Die muss dann meistens lang anhalten. Denn besonders in diesem Jahr konnte ich die Adventszeit so gut wie gar nicht gestalten. Für mich war dieses Jahr eine große Umbruchsituation und wir sind als SGV Verlag und Texterclub mit einem neuen Unternehmen gestartet. Das Schönste ist im Moment das Gefühl, dass wir wohl vieles richtig gemacht haben. Aber ich habe auch den Eindruck, Termine und das Geschäftliche hören erst kurz vor Weihnachten auf.

Auf was freuen Sie sich zu dieser Jahreszeit am meisten?

Auf gute Freunde, die ich seit Jahren mindestens einmal im Jahr auf dem Weihnachtsmarkt sehe. Und wenn’s das ganz Jahr mit persönlichen Treffen nicht geklappt hat, da achten wir drauf.

Auf die vielen Kindheitserinnerungen, die da hochkommen.

Auf zwei Stunden in einem guten Buchladen. Denn das ist mittlerweile auch so ein Weihnachtsritual geworden: Kurz vor den Feiertagen gehe ich ganz entspannt in einen Buchladen und schenke mir selbst ein paar tolle Bücher. Die mich dann natürlich über die Feiertage beschäftigen.

Ach ja – und dieses Jahr auf die unheimlich aufregende erste Ballettaufführung meines Patenkinds.

Wie feiern Sie selbst Weihnachten?

Dieses Jahr wird’s ein Familienweihnachten. Genauer gesagt ein Großfamilienweihnachten. Wir treffen uns im Schwarzwald, auf dem Land. Und wenn ich dran denke, kann ich jetzt schon den Weihnachtsabend riechen. Das Weihnachtsessen ist eines von Mutters Geheimrezepten und das wird nur am Heiligen Abend zubereitet. Dieses Essen gab’s schon in meinen Kindertagen, und so wird daraus sicher ein „Rücksturz“ in ganz viele Kindheitserinnerungen werden. Aber wenn das innere Kind glänzende Augen bekommt, passt das ja zum Weihnachtsfest. Und wenn schon, dann richtig: mit durch den Schnee zur Christmette stapfen und nach Möglichkeit auch einer Schneeballschlacht.

Worauf ich mich freue, ist die Musik. Fast jeder spielt ein Instrument. Und wenn dann Querflöte, Klavier, Violine, Gitarren und Ukulele gemeinsam „rocken“, macht das nicht nur unheimlich viel Spaß, sondern jeder wartet auf den Moment, in dem sich der erste Jazzrhythmus einschleicht – bis Weihnachtslieder dann plötzlich ganz anders klingen.

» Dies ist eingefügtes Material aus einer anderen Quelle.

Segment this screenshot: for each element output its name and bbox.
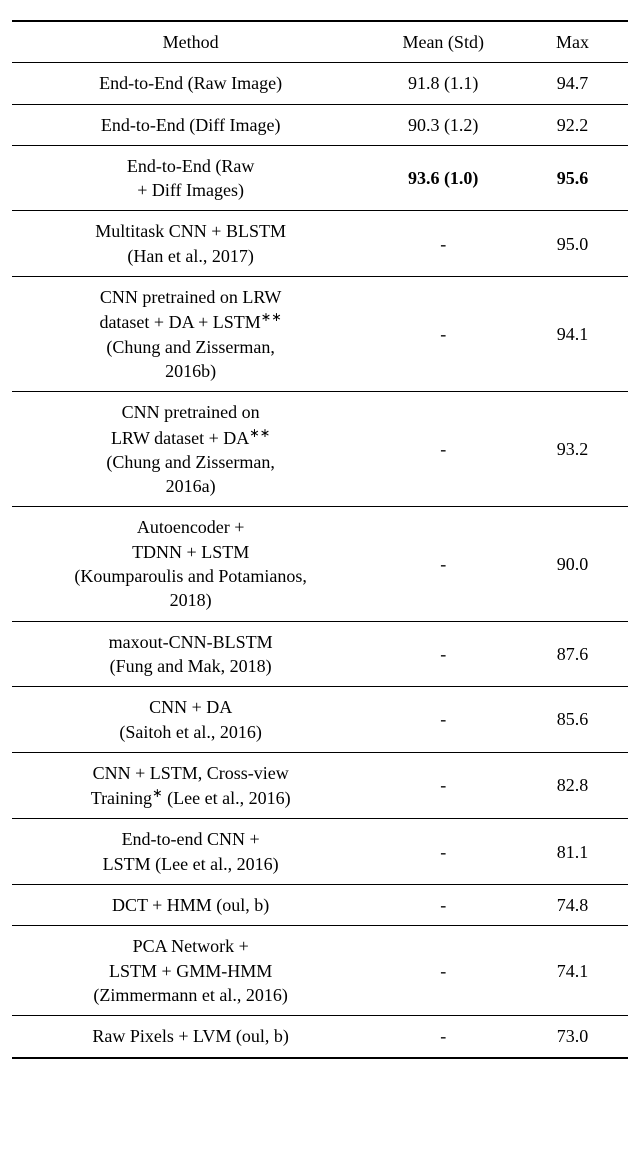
method-cell: Autoencoder +TDNN + LSTM(Koumparoulis an… xyxy=(12,507,369,621)
max-cell: 87.6 xyxy=(517,621,628,687)
table-row: End-to-End (Raw+ Diff Images)93.6 (1.0)9… xyxy=(12,145,628,211)
method-cell: CNN + DA(Saitoh et al., 2016) xyxy=(12,687,369,753)
table-row: maxout-CNN-BLSTM(Fung and Mak, 2018)-87.… xyxy=(12,621,628,687)
mean-cell: - xyxy=(369,211,517,277)
table-row: End-to-End (Diff Image)90.3 (1.2)92.2 xyxy=(12,104,628,145)
mean-cell: 91.8 (1.1) xyxy=(369,63,517,104)
table-row: CNN pretrained on LRWdataset + DA + LSTM… xyxy=(12,277,628,392)
max-cell: 81.1 xyxy=(517,819,628,885)
method-cell: End-to-End (Raw Image) xyxy=(12,63,369,104)
mean-cell: 93.6 (1.0) xyxy=(369,145,517,211)
mean-cell: 90.3 (1.2) xyxy=(369,104,517,145)
results-table: Method Mean (Std) Max End-to-End (Raw Im… xyxy=(12,20,628,1059)
method-cell: maxout-CNN-BLSTM(Fung and Mak, 2018) xyxy=(12,621,369,687)
max-cell: 94.7 xyxy=(517,63,628,104)
method-cell: DCT + HMM (oul, b) xyxy=(12,885,369,926)
table-row: Autoencoder +TDNN + LSTM(Koumparoulis an… xyxy=(12,507,628,621)
mean-cell: - xyxy=(369,819,517,885)
mean-cell: - xyxy=(369,687,517,753)
table-row: End-to-End (Raw Image)91.8 (1.1)94.7 xyxy=(12,63,628,104)
mean-cell: - xyxy=(369,926,517,1016)
table-row: Multitask CNN + BLSTM(Han et al., 2017)-… xyxy=(12,211,628,277)
table-header-row: Method Mean (Std) Max xyxy=(12,21,628,63)
col-header-mean: Mean (Std) xyxy=(369,21,517,63)
table-bottom-rule xyxy=(12,1058,628,1059)
max-cell: 74.8 xyxy=(517,885,628,926)
table-body: End-to-End (Raw Image)91.8 (1.1)94.7End-… xyxy=(12,63,628,1058)
method-cell: Multitask CNN + BLSTM(Han et al., 2017) xyxy=(12,211,369,277)
mean-cell: - xyxy=(369,1016,517,1058)
method-cell: End-to-end CNN +LSTM (Lee et al., 2016) xyxy=(12,819,369,885)
mean-cell: - xyxy=(369,752,517,819)
method-cell: Raw Pixels + LVM (oul, b) xyxy=(12,1016,369,1058)
method-cell: End-to-End (Raw+ Diff Images) xyxy=(12,145,369,211)
table-row: CNN pretrained onLRW dataset + DA∗∗(Chun… xyxy=(12,392,628,507)
table-row: DCT + HMM (oul, b)-74.8 xyxy=(12,885,628,926)
mean-cell: - xyxy=(369,885,517,926)
max-cell: 93.2 xyxy=(517,392,628,507)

Was ist Ihre schönste weihnachtliche Erinnerung?

Da gibt’s viele, weil es so viele ganz unterschiedliche Weihnachtstage gab. Eine der schönsten: Wir haben vor viele Jahren einmal ein unglaublich verschneites Weihnachten im Allgäu auf einer Hütte verbracht. Ich bin dann am Nachmittag des Heiligen Abends mit einer Axt losgezogen, um einen Weihnachtsbaum zu finden. Und dieses Herumkraxeln im tiefen Schnee, dieses archaische „die Axt, der Baum und ich“ (lacht), um dann mit dem idealen Baum in der Dämmerung abzusteigen und während es immer dunkler wurde, von oben das Licht aus unserer Hütte zu sehen. Dieses Gefühl von „Nach-Hause-Kommen“ – das war schon ein sehr einzigartiger Moment.

Herr Gottschling, vielen Dank für ihre persönlichen Einsichten in Ihre Advents- und Weihnachtszeit. Das gesamte AGITANO-Team wünscht Ihnen eine schöne und ruhige Vorweihnachtszeit.

 

Das Gespräch führte Oliver Foitzik (Herausgeber AGITANO).